Порывшись в хаосе мансарды, она нашла тяжелый медный ключ, свисавший с замка кожаного саквояжа. Пользуясь им, она стучала по замку и встряхивала ларец, пока крышка, наконец, не открылась. Внутрь были пачки писем, все аккуратно перевязанные атласными ленточками, несколько миниатюр, танцевальные карточки с лондонских званых вечеров и несколько других вещей явно личного характера. Могли ли эти предметы из давно погребенного прошлого раскрыть сущность леди Анны? Они на удивление хорошо сохранились в тесном кедровом ларце.

Чувствуя себя так, словно она вторглась в личную жизнь другой женщины, Мадлен взяла пачку писем и развязала ленточку.

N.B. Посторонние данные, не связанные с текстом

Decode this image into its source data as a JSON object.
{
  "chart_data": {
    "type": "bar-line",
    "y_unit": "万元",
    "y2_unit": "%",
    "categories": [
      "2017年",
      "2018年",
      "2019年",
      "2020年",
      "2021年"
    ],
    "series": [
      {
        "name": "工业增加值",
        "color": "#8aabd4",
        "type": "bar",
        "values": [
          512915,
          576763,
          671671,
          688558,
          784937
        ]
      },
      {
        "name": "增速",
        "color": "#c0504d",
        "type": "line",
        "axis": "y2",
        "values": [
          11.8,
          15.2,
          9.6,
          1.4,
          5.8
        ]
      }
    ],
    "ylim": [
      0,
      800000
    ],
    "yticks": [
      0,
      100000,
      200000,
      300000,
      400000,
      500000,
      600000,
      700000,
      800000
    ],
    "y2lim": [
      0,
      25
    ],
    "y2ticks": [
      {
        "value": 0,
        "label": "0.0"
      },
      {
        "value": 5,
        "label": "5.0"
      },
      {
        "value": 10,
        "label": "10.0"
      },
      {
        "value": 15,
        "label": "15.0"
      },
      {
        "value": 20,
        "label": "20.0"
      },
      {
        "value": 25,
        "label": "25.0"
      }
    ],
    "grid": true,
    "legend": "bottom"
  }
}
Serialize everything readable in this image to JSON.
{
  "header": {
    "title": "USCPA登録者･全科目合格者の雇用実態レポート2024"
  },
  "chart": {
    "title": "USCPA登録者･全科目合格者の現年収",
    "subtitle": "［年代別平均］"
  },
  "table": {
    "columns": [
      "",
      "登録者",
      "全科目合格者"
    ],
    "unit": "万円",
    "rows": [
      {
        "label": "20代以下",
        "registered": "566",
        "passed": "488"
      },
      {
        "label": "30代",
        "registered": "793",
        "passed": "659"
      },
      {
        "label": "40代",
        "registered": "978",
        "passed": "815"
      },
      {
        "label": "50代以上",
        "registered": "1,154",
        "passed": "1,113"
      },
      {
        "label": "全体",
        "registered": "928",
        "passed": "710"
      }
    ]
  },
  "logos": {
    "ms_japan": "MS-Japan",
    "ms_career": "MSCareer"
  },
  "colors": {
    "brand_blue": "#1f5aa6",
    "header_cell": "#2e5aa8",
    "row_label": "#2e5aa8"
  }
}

Беглый просмотр их показал, что это была переписка между Анной и Робертом Блэкхорном во время его ухаживания. Как молоды, наивны и полны надежд, должно быть, были они тогда. В те дни, по крайней мере, она действительно любила его. Что же могло потом случиться? Мадлен порылась среди писем и всяких безделушек, ища сама не зная что именно, когда ее рука наткнулась на край кожаного томика. Она осторожно вытащила его и стала разглядывать гладкую конскую кожу с позолоченным переплетом. Это был дневник Анны! Открыв первую страницу, Мадлен обнаружила, что начат он был на борту корабля во время медового месяца.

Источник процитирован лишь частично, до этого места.